The case poses a legal and moral minefield for authorities. The Nazi regime systematically plundered hundreds of thousands of art works from museums and individuals across Europe. An unknown number of works is still missing, and museums worldwide have held investigations into the origins of their exhibits.

Germany has faced criticism that the restitution process is too complicated and lacks sufficient funding.

Reinhard Nemetz of the public prosecutor's office in Augsburg said there were no plans to publish a list of the works online.

Instead, he said the authorities would welcome it if people who suspected the trove may contain paintings that rightfully belonged to their ancestors came forward.
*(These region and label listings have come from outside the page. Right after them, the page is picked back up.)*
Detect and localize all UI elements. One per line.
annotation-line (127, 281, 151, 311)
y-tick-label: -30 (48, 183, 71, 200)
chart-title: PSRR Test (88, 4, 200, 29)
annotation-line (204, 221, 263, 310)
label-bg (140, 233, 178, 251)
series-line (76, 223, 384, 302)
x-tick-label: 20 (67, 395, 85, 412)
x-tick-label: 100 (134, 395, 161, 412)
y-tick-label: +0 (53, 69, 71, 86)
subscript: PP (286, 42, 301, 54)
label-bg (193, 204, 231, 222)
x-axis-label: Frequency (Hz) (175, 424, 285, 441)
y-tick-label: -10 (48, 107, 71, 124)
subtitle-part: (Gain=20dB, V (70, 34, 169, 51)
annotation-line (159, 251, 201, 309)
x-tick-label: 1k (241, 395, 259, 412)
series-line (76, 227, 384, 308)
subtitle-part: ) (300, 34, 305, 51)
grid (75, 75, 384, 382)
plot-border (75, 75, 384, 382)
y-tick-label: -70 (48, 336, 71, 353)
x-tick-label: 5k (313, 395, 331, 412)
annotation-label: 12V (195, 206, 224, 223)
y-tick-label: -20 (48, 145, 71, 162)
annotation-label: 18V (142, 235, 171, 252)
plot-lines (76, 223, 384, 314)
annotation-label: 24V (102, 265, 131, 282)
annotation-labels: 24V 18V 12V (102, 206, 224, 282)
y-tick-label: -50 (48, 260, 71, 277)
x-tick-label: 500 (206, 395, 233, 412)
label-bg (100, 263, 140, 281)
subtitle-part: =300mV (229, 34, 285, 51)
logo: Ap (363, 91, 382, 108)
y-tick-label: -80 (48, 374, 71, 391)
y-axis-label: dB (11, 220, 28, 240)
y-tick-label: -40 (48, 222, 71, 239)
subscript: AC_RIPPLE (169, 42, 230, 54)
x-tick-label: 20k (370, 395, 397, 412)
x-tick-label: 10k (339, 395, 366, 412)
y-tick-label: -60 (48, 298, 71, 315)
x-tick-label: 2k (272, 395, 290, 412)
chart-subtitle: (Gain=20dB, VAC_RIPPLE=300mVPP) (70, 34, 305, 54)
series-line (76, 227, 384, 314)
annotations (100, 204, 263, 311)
Meike Hoffmann, an expert on art the Nazis branded un-German or "degenerate" and removed from show in state museums, said the works of art were of an "extraordinary aesthetic quality" and of high scientific value.

"When you stand in front of works that were long considered lost, missing or destroyed, and you see them again, in a relatively good condition - a little bit dirty but not damaged - it's an incredible feeling of happiness," she said.

"They have an incredible artistic value. Many of the works were not at all known until now," she added.